More complicated bootloaders support things like multiple operating systems, and boot configuration menus – mine does not (nor will it likely ever). The MosquitOS loader does the following things (which will be covered in more detail in following posts):

  • Open the kernel file from the main partition (the same partition the bootloader is on). Currently the path of the kernel is hardcoded to be “/kernel”.
  • Parse the kernel file (which is compiled as an ELF executable file, the standard executable format used on Linux) and load all of the necessary sections into a fixed location in memory.
  • Use the UEFI services to get the XSDP (eXtended System Description Pointer). This pointer later allows us to access the ACPI tables, which are a set of tables provided by the motherboard that describe various aspects of the system hardware.
  • Use the UEFI services to get a handle for the UEFI Simple Graphics Output Protocol object. This allows the kernel to output graphics (using the UEFI services) once it’s running.
  • Use the UEFI services to get a copy of the system memory map. This map describes every byte of physical memory and whether it is free. UEFI, some hardware, etc. have already used some of physical memory at this point, and it’s important that the kernel know which segments it can’t overwrite.
  • Exit the UEFI boot services. This tells UEFI to relinquish pieces of the system hardware in preparation for the kernel to take over. Once you exit boot services, you can no longer use many of the UEFI services.
  • Call the kernel_main() function (which we loaded into memory earlier from the kernel binary), passing in the XDSP, graphics object, and memory map. Since kernel_main() never returns, this is the point where the bootloader officially ends, and the kernel begins.

 

To The Development Environment!

Next up, we have a post about setting up a development environment (as this took me way more time than I’m comfortable admitting). Then we will write our very own bootloader. Onward!

 

  1. One of the most interesting things I’ve found about computer hardware is how much backwards compatibility there is. Every x86 chip every produced can still faithfully reproduce the operation of the original 8086 — just in case. There are similar setups for almost every piece of hardware in modern computers, allowing many computers from 2014 to still run in modes where they are indistinguishable from a computer from the 80s.

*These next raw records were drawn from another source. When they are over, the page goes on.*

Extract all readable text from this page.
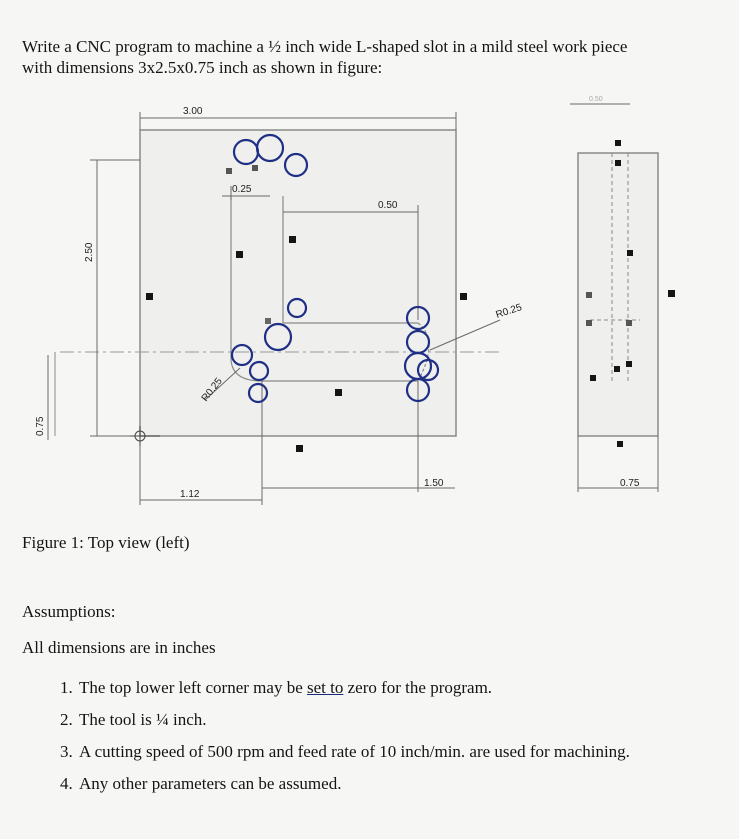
Write a CNC program to machine a ½ inch wide L-shaped slot in a mild steel work piece

with dimensions 3x2.5x0.75 inch as shown in figure:

3.00
2.50
0.25
0.50
R0.25
R0.25
0.75
1.12
1.50	0.75
0.50
Figure 1: Top view (left)
Assumptions:
All dimensions are in inches
1. The top lower left corner may be set to zero for the program.
2. The tool is ¼ inch.
3. A cutting speed of 500 rpm and feed rate of 10 inch/min. are used for machining.
4. Any other parameters can be assumed.
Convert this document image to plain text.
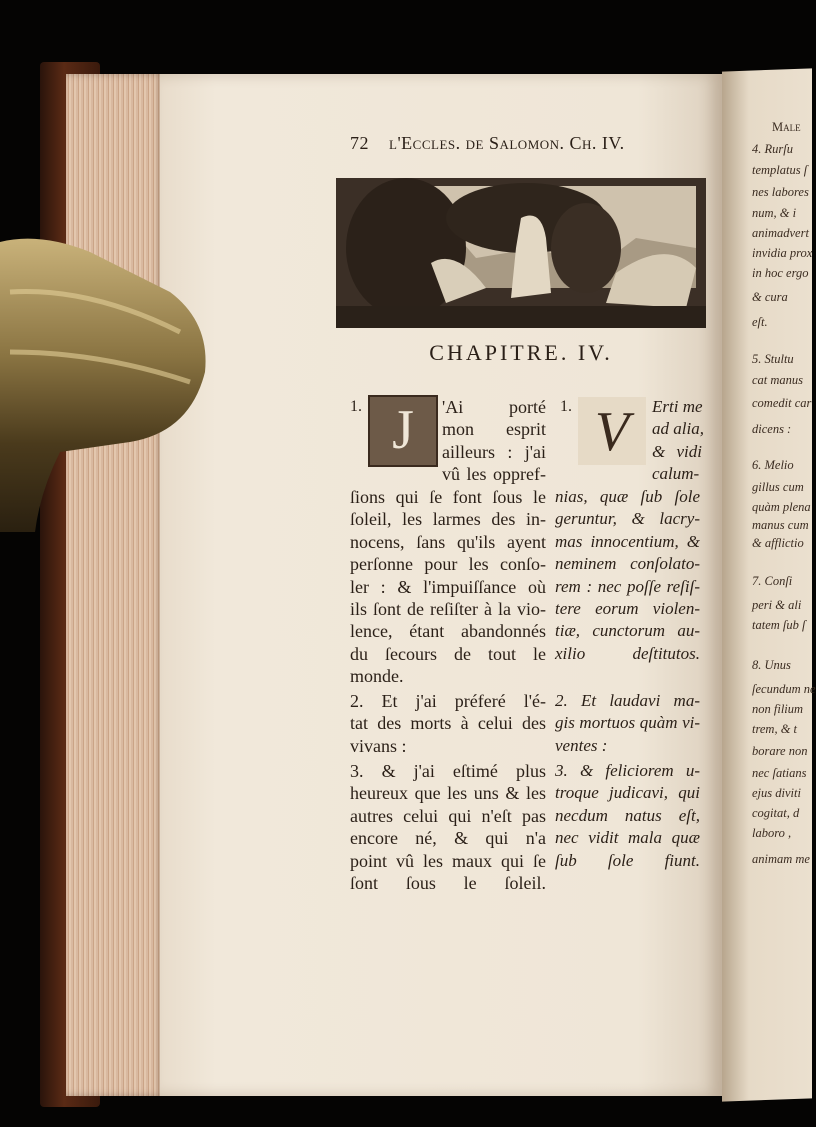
72 l'Eccles. de Salomon. Ch. IV.
CHAPITRE. IV.
1. J	1. V
'Ai porté
mon esprit
ailleurs : j'ai
vû les oppref-
ſions qui ſe font ſous le
ſoleil, les larmes des in-
nocens, ſans qu'ils ayent
perſonne pour les conſo-
ler : & l'impuiſſance où
ils ſont de reſiſter à la vio-
lence, étant abandonnés
du ſecours de tout le
monde.
2. Et j'ai préferé l'é-
tat des morts à celui des
vivans :
3. & j'ai eſtimé plus
heureux que les uns & les
autres celui qui n'eſt pas
encore né, & qui n'a
point vû les maux qui ſe
ſont ſous le ſoleil.
Erti me
ad alia,
& vidi
calum-
nias, quæ ſub ſole
geruntur, & lacry-
mas innocentium, &
neminem conſolato-
rem : nec poſſe reſiſ-
tere eorum violen-
tiæ, cunctorum au-
xilio deſtitutos.
2. Et laudavi ma-
gis mortuos quàm vi-
ventes :
3. & feliciorem u-
troque judicavi, qui
necdum natus eſt,
nec vidit mala quæ
ſub ſole fiunt.
Male
4. Rurſu
templatus ſ
nes labores
num, & i
animadvert
invidia prox
in hoc ergo
& cura
eſt.
5. Stultu
cat manus
comedit car
dicens :
6. Melio
gillus cum
quàm plena
manus cum
& afflictio
7. Conſi
peri & ali
tatem ſub ſ
8. Unus
ſecundum ne
non filium
trem, & t
borare non
nec ſatians
ejus diviti
cogitat, d
laboro ,
animam me
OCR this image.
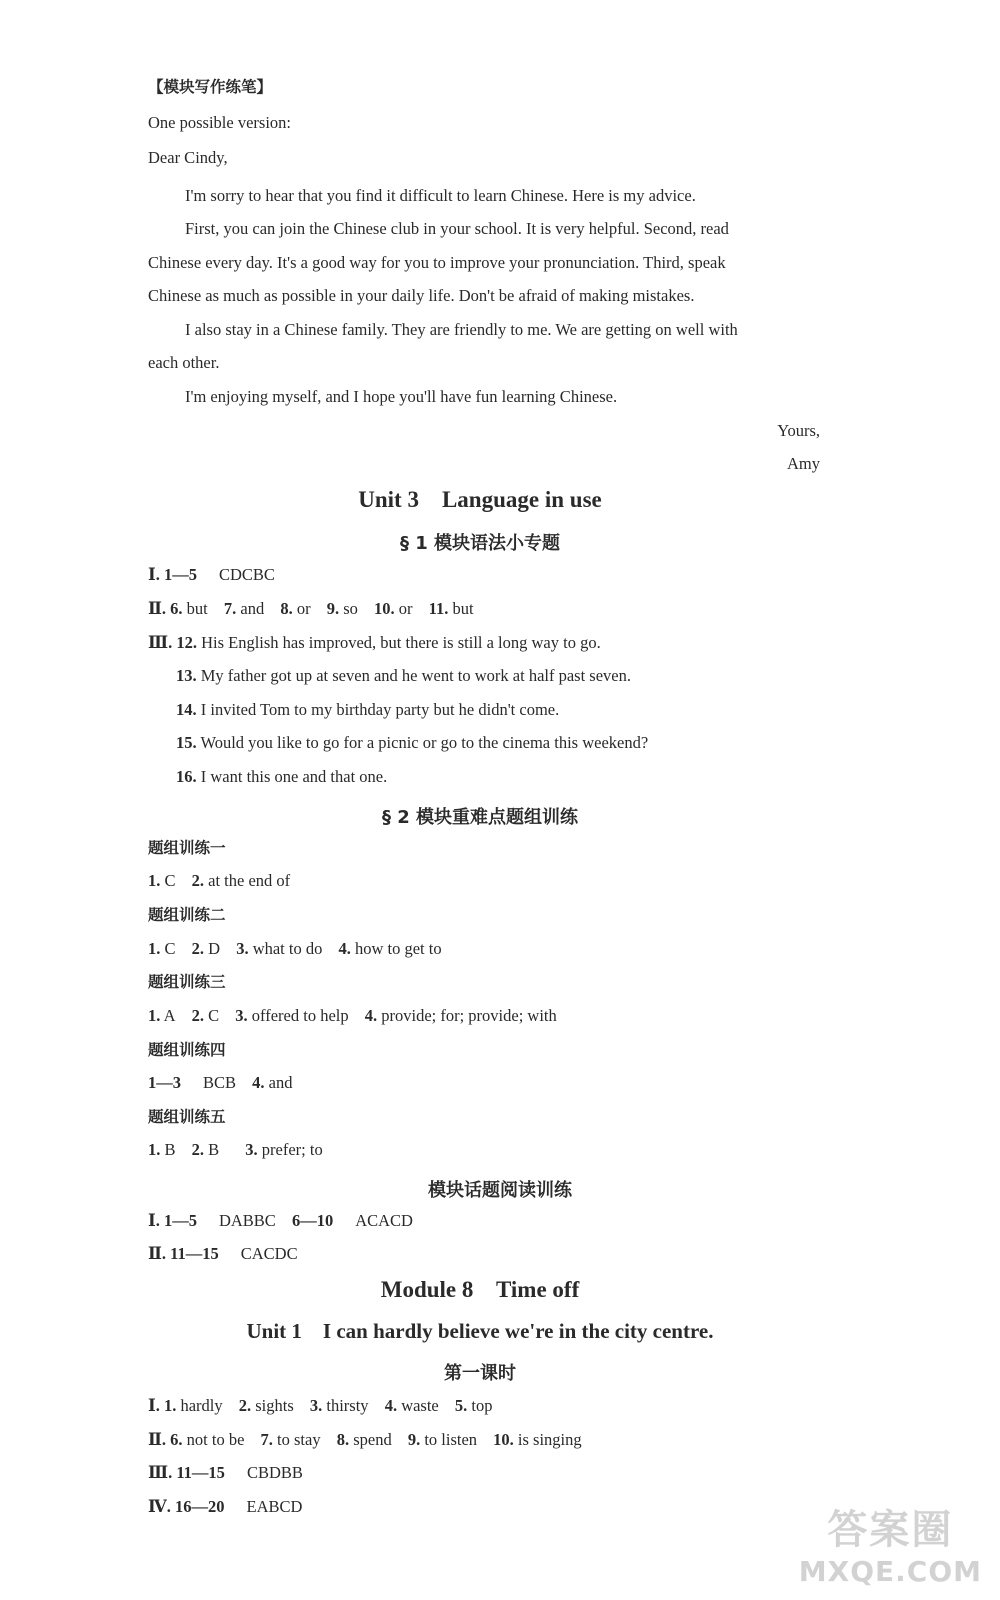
【模块写作练笔】
One possible version:
Dear Cindy,
I'm sorry to hear that you find it difficult to learn Chinese. Here is my advice.
First, you can join the Chinese club in your school. It is very helpful. Second, read
Chinese every day. It's a good way for you to improve your pronunciation. Third, speak
Chinese as much as possible in your daily life. Don't be afraid of making mistakes.
I also stay in a Chinese family. They are friendly to me. We are getting on well with
each other.
I'm enjoying myself, and I hope you'll have fun learning Chinese.
Yours,
Amy
Unit 3    Language in use
§ 1 模块语法小专题
Ⅰ. 1—5 CDCBC
Ⅱ. 6. but 7. and 8. or 9. so 10. or 11. but
Ⅲ. 12. His English has improved, but there is still a long way to go.
13. My father got up at seven and he went to work at half past seven.
14. I invited Tom to my birthday party but he didn't come.
15. Would you like to go for a picnic or go to the cinema this weekend?
16. I want this one and that one.
§ 2 模块重难点题组训练
题组训练一
1. C 2. at the end of
题组训练二
1. C 2. D 3. what to do 4. how to get to
题组训练三
1. A 2. C 3. offered to help 4. provide; for; provide; with
题组训练四
1—3 BCB 4. and
题组训练五
1. B 2. B 3. prefer; to
模块话题阅读训练
Ⅰ. 1—5 DABBC 6—10 ACACD
Ⅱ. 11—15 CACDC
Module 8    Time off
Unit 1    I can hardly believe we're in the city centre.
第一课时
Ⅰ. 1. hardly 2. sights 3. thirsty 4. waste 5. top
Ⅱ. 6. not to be 7. to stay 8. spend 9. to listen 10. is singing
Ⅲ. 11—15 CBDBB
Ⅳ. 16—20 EABCD
答案圈
MXQE.COM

  2. As a result of this, the motherboard firmware must have some knowledge of hard drive partition schemes and filesystem formats built into it. This is why for some computer/OS combinations (Linux does this frequently) you have a separate partition for the boot loader (which must be a filesystem type supported by the motherboard) and for the main operating system/user filesystem (which can be something much more modern and fancy).

  3. Other filesystems can be supported, but FAT-32, FAT-16, and FAT-12 are the only formats mandated by the specification.